Film historians have found a rare Laurel and Hardy short that the famed comedy duo filmed for German audiences -- speaking their lines in phonetic German, according to the Munich Film Museum.
The 1931 short is being hailed as one of the rare examples of the fad in early talkies of having stars speak their own lines in another language for foreign audiences.
PHOTO: DPA
In this case, Stan and Ollie could not speak a word of German themselves and made a hash of reciting the German dialogue from cue cards, a museum spokesman said.
"You can't understand a word they're saying," said Klaus Volkmer, a spokesman for the Munich Film Museum, which unearthed the film in a Moscow cinema archive.
"That fact, of course, makes the film even funnier," he said.
The short was produced in Hollywood in 1931 -- the early days of the talkies -- when it was common practice for films to be cranked out in various language versions for foreign markets.
When Edward Robinson played Little Caesar, the studio forced him to repeat his performance speaking the same lines in Spanish, French and German for overseas audiences.

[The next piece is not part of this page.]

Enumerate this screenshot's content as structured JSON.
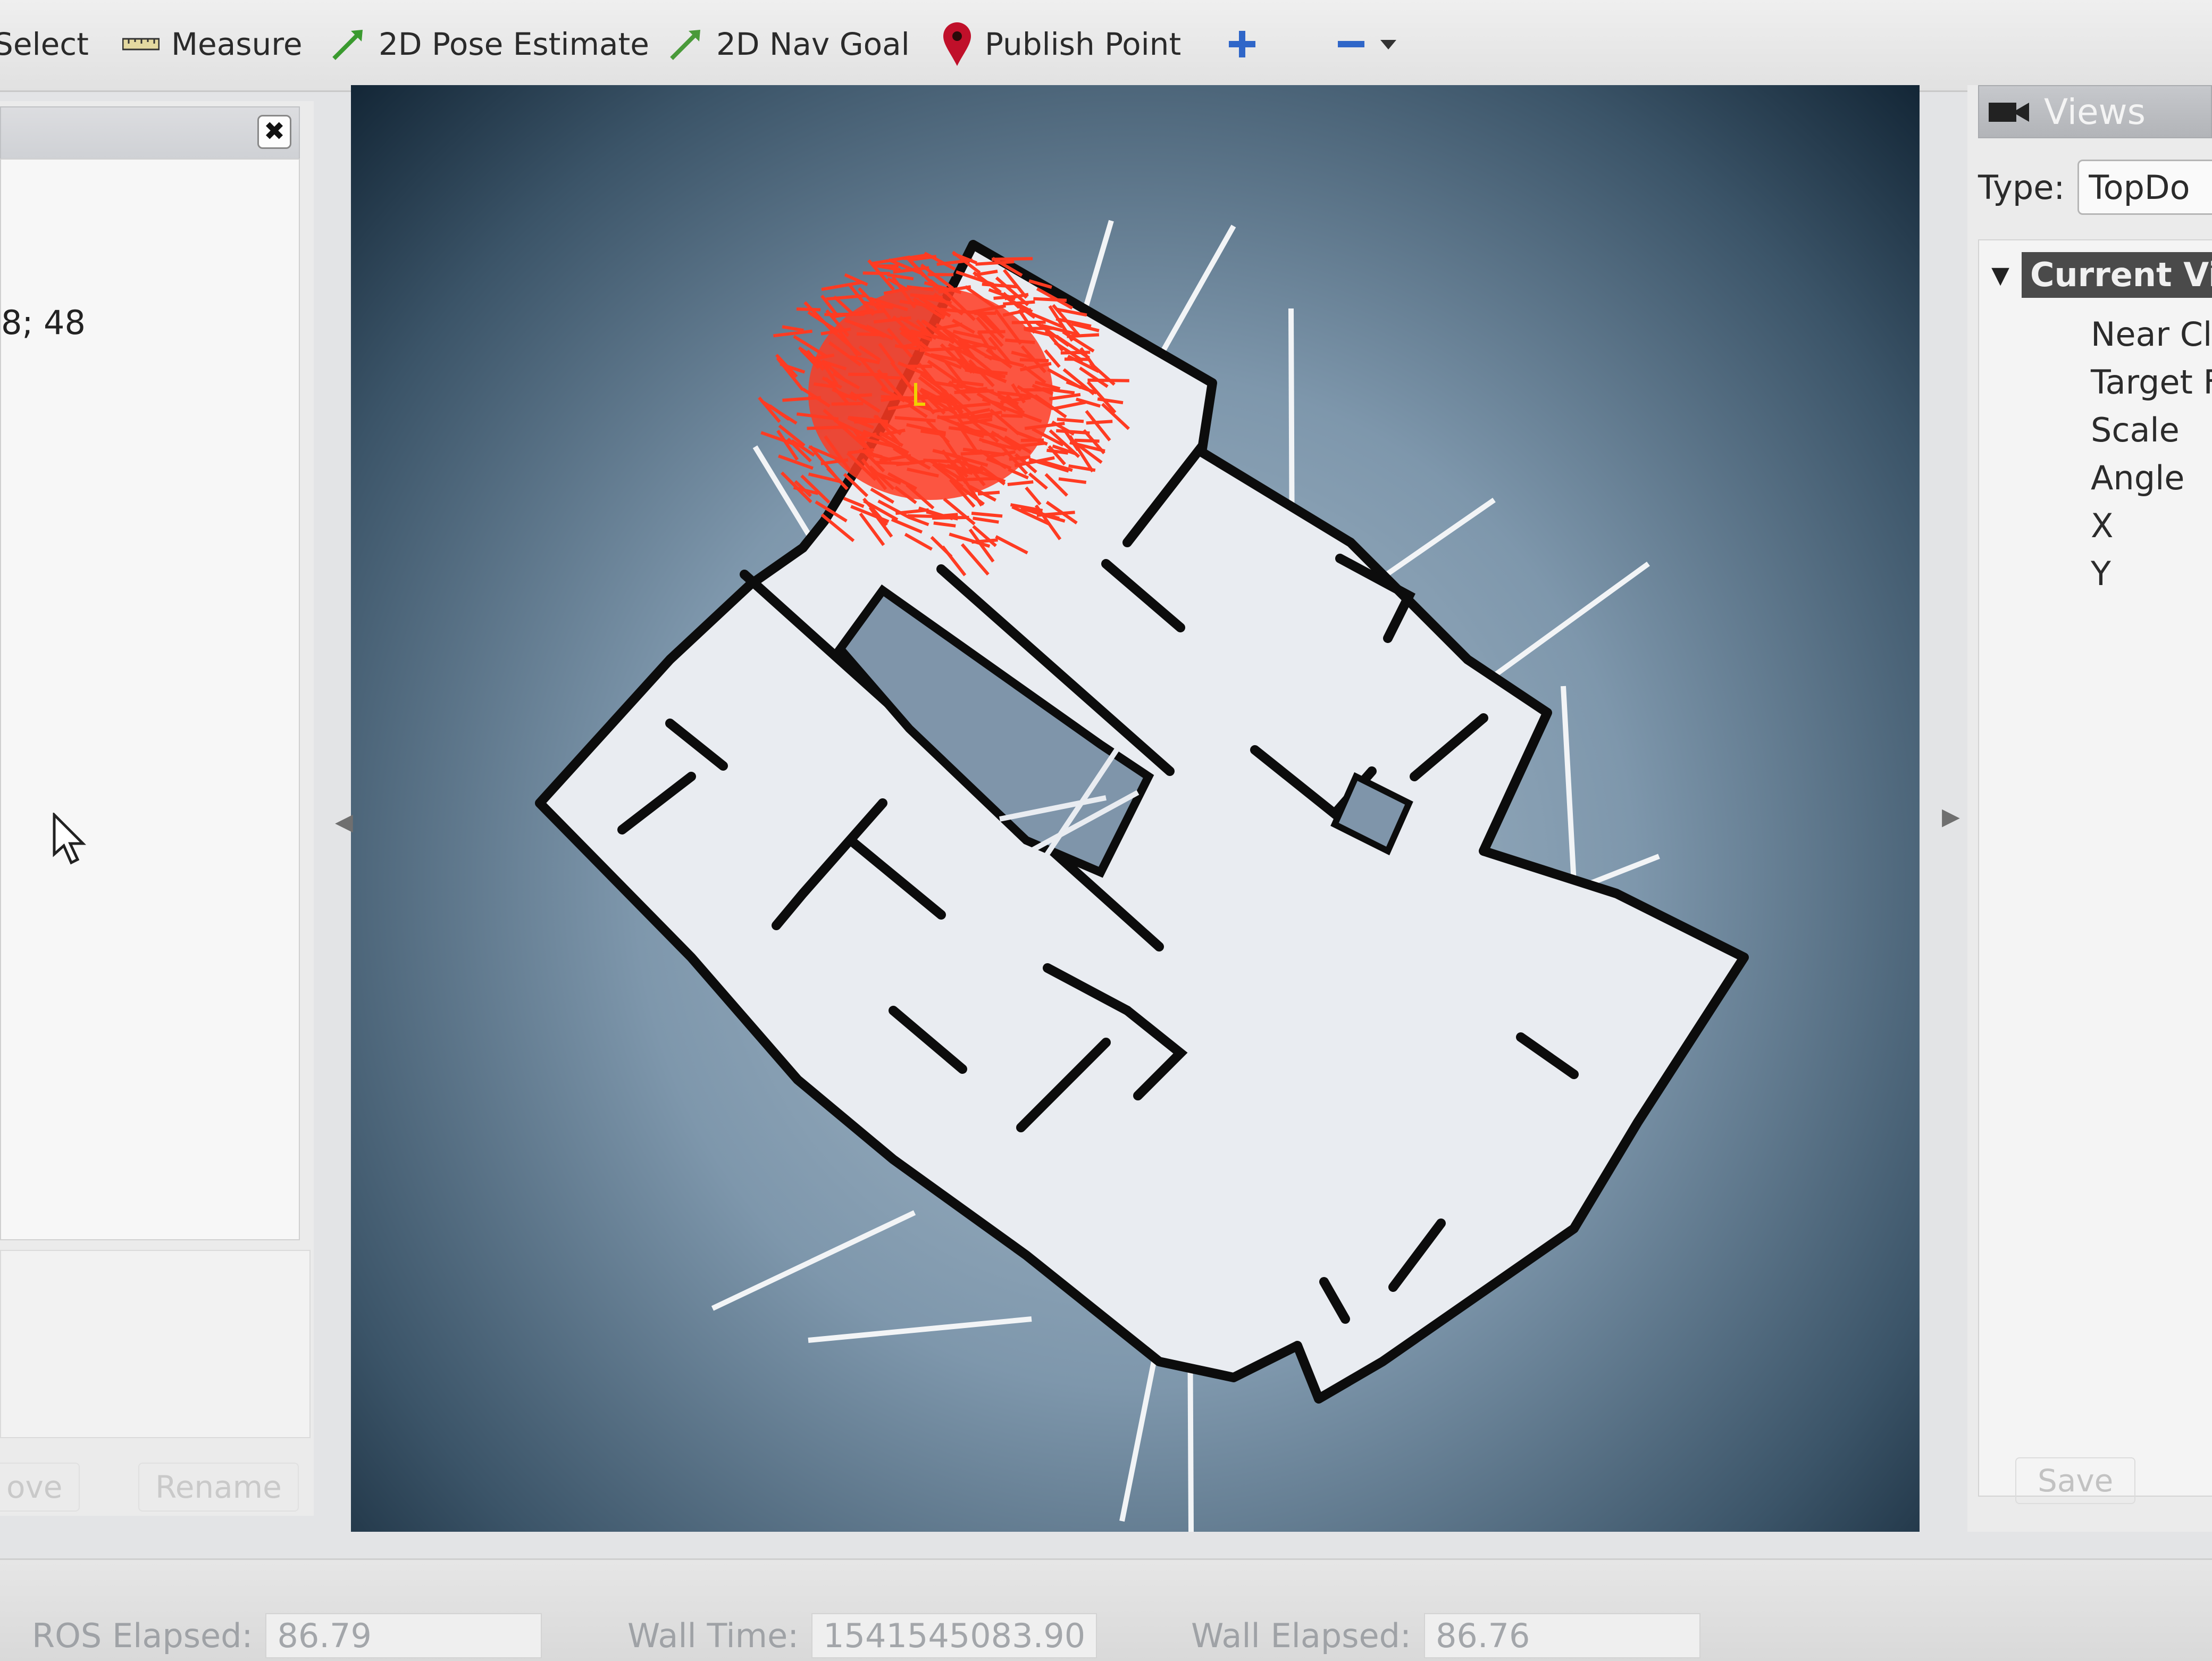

When actors baulked at speaking lines in a foreign language -- or their accents were execrable -- native-speakers were brought in to play the parts. Charles Boyer, already a big star in France, got his start in Hollywood by speaking French dialogue for stars whose American accents would have repulsed French audiences.

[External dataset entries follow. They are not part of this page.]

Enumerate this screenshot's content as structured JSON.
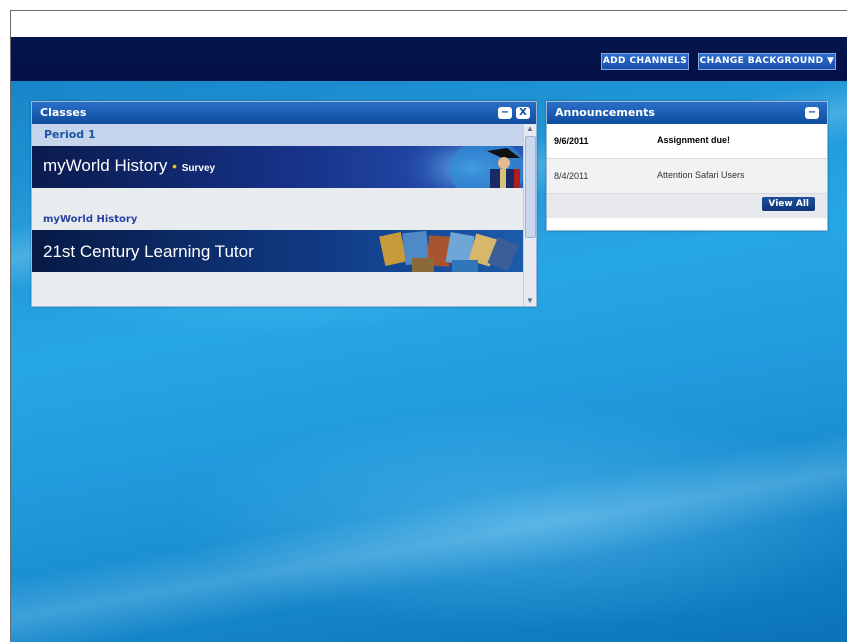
{
  "topbar": {
    "add_channels": "ADD CHANNELS",
    "change_background": "CHANGE BACKGROUND",
    "change_background_arrow": "▼"
  },
  "classes": {
    "title": "Classes",
    "minimize": "−",
    "close": "X",
    "period": "Period 1",
    "course1": {
      "title": "myWorld History",
      "dot": "•",
      "subtitle": "Survey"
    },
    "course2_link": "myWorld History",
    "course3": {
      "title": "21st Century Learning Tutor"
    },
    "scroll_up": "▲",
    "scroll_down": "▼"
  },
  "announcements": {
    "title": "Announcements",
    "minimize": "−",
    "items": [
      {
        "date": "9/6/2011",
        "title": "Assignment due!",
        "bold": true
      },
      {
        "date": "8/4/2011",
        "title": "Attention Safari Users",
        "bold": false
      }
    ],
    "view_all": "View All"
  }
}
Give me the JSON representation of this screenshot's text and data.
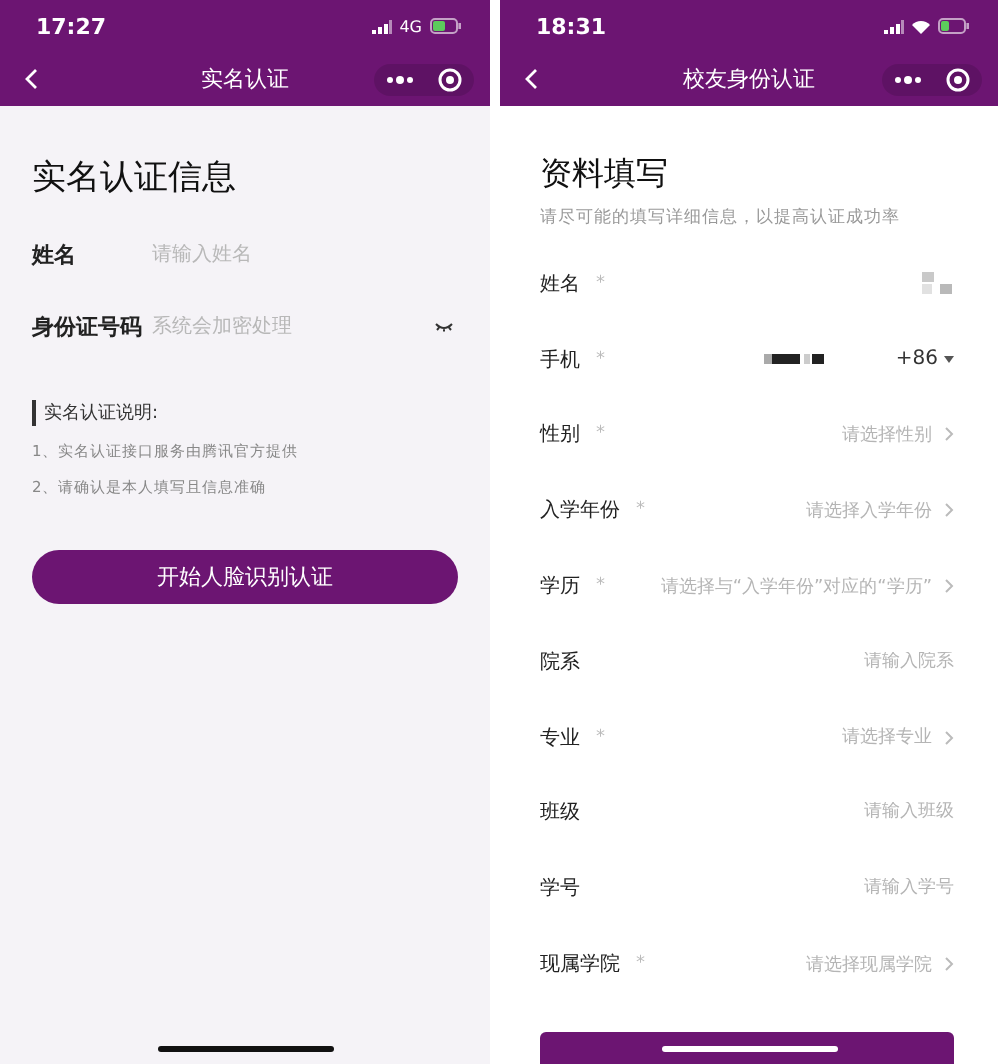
{
  "left_screen": {
    "status": {
      "time": "17:27",
      "network": "4G"
    },
    "nav": {
      "title": "实名认证"
    },
    "heading": "实名认证信息",
    "fields": [
      {
        "label": "姓名",
        "placeholder": "请输入姓名",
        "kind": "text"
      },
      {
        "label": "身份证号码",
        "placeholder": "系统会加密处理",
        "kind": "secret"
      }
    ],
    "notes": {
      "title": "实名认证说明:",
      "items": [
        "1、实名认证接口服务由腾讯官方提供",
        "2、请确认是本人填写且信息准确"
      ]
    },
    "button": "开始人脸识别认证"
  },
  "right_screen": {
    "status": {
      "time": "18:31"
    },
    "nav": {
      "title": "校友身份认证"
    },
    "heading": "资料填写",
    "subtitle": "请尽可能的填写详细信息，以提高认证成功率",
    "rows": [
      {
        "label": "姓名",
        "required_mark": "*",
        "kind": "masked"
      },
      {
        "label": "手机",
        "required_mark": "*",
        "kind": "phone",
        "code": "+86"
      },
      {
        "label": "性别",
        "required_mark": "*",
        "kind": "select",
        "placeholder": "请选择性别"
      },
      {
        "label": "入学年份",
        "required_mark": "*",
        "kind": "select",
        "placeholder": "请选择入学年份"
      },
      {
        "label": "学历",
        "required_mark": "*",
        "kind": "select",
        "placeholder": "请选择与“入学年份”对应的“学历”"
      },
      {
        "label": "院系",
        "kind": "input",
        "placeholder": "请输入院系"
      },
      {
        "label": "专业",
        "required_mark": "*",
        "kind": "select",
        "placeholder": "请选择专业"
      },
      {
        "label": "班级",
        "kind": "input",
        "placeholder": "请输入班级"
      },
      {
        "label": "学号",
        "kind": "input",
        "placeholder": "请输入学号"
      },
      {
        "label": "现属学院",
        "required_mark": "*",
        "kind": "select",
        "placeholder": "请选择现属学院"
      }
    ]
  }
}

In the case of Laurel and Hardy in Ghost At Midnight, the two comics opted to speak the roles themselves for the German-language
production, entitled Spuk Um Mitternacht.
"They apparently figured they had nothing to lose by giving it a try," Volkmer said. "And at any rate, you couldn't replace them with two other actors. German audiences loved Laurel and Hardy and wouldn't have settled for anybody else in their roles."

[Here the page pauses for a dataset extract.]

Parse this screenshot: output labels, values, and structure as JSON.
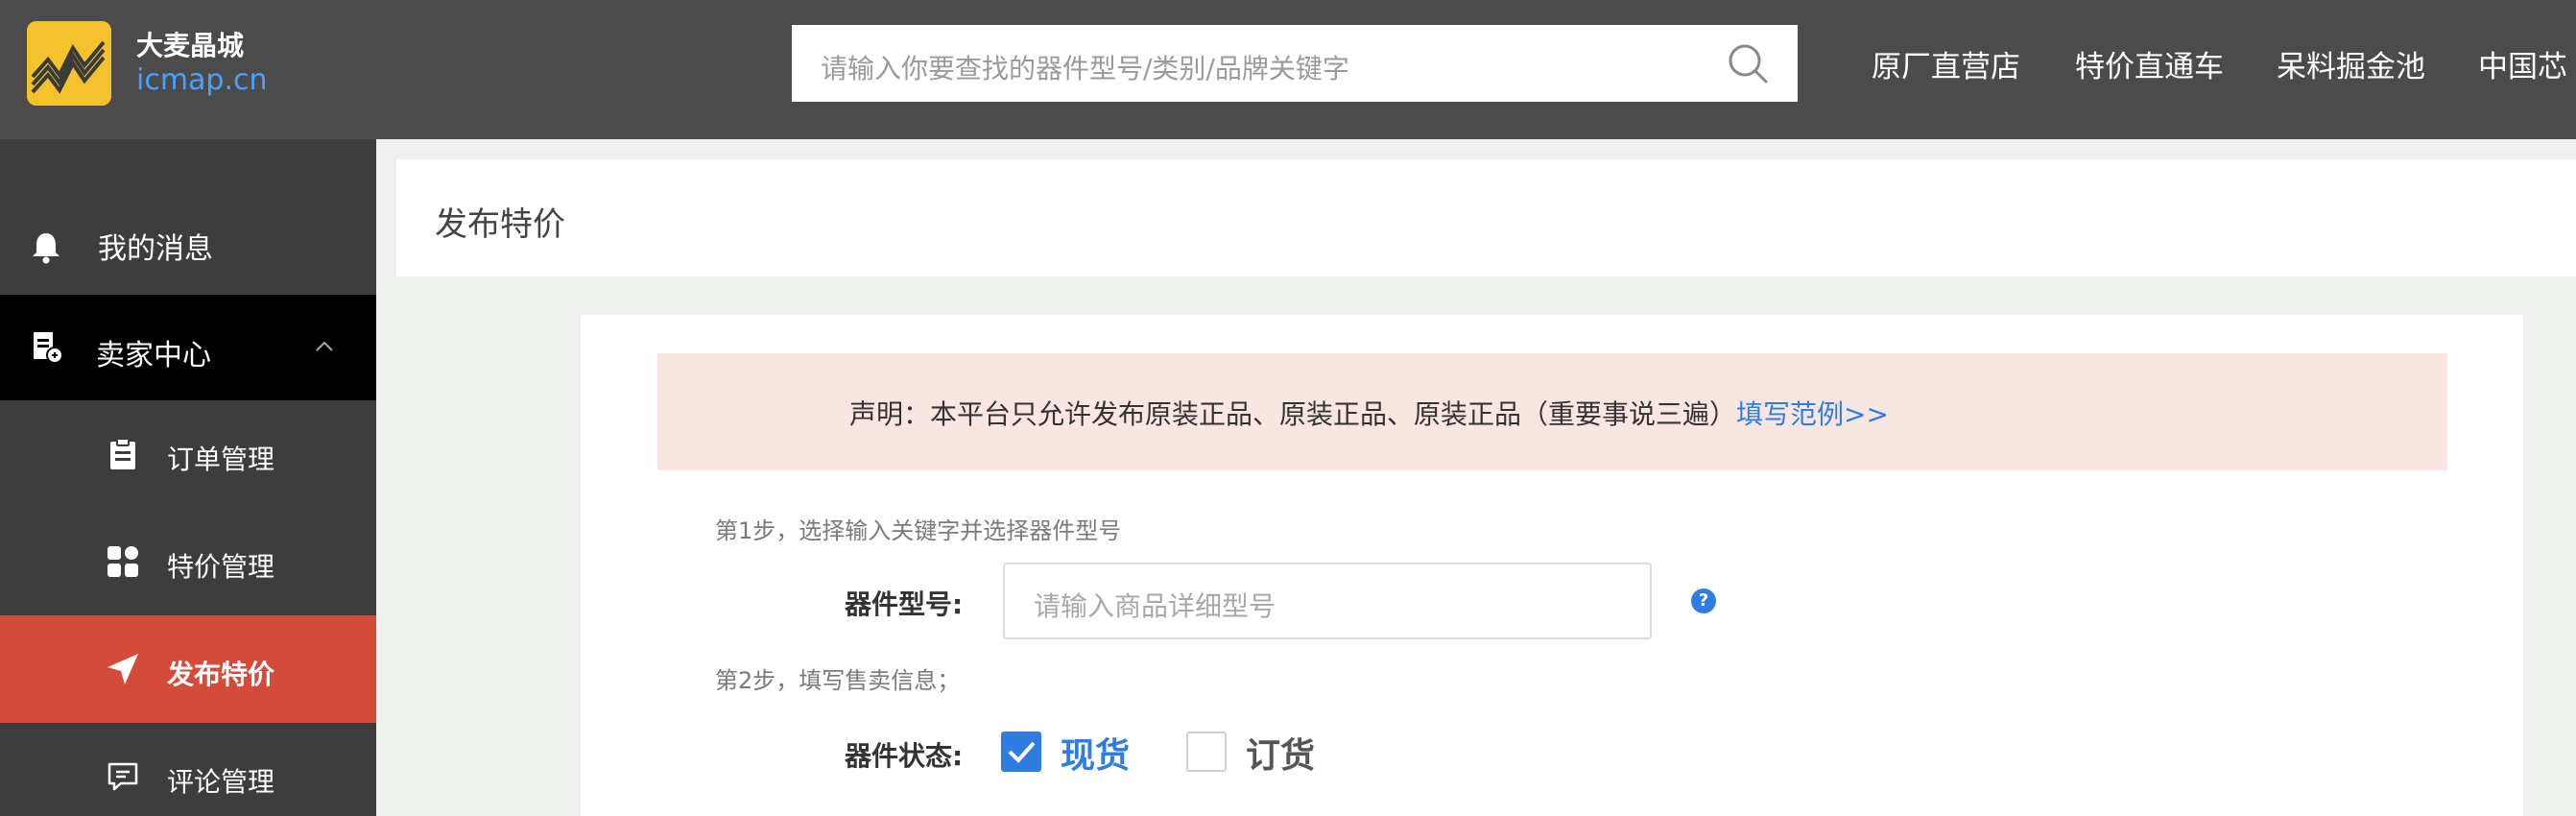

The short debuted in Berlin on May 21, 1931, billed as "Laurel and Hardy's First All-German Talkie." In fact, there is very little actual dialogue in the film, as was often the case in very early talkies.
A few lines of German dialogue were thrown in between silent scenes, from two previous Stan and Ollie shorts, Berthmarks and The Laurel-Hardy Murder Case. The restored, 40-minute film was screened in Berlin two weeks ago prior to a retrospective showing at the Munich Film Museum on Oct. 26 and Oct. 27.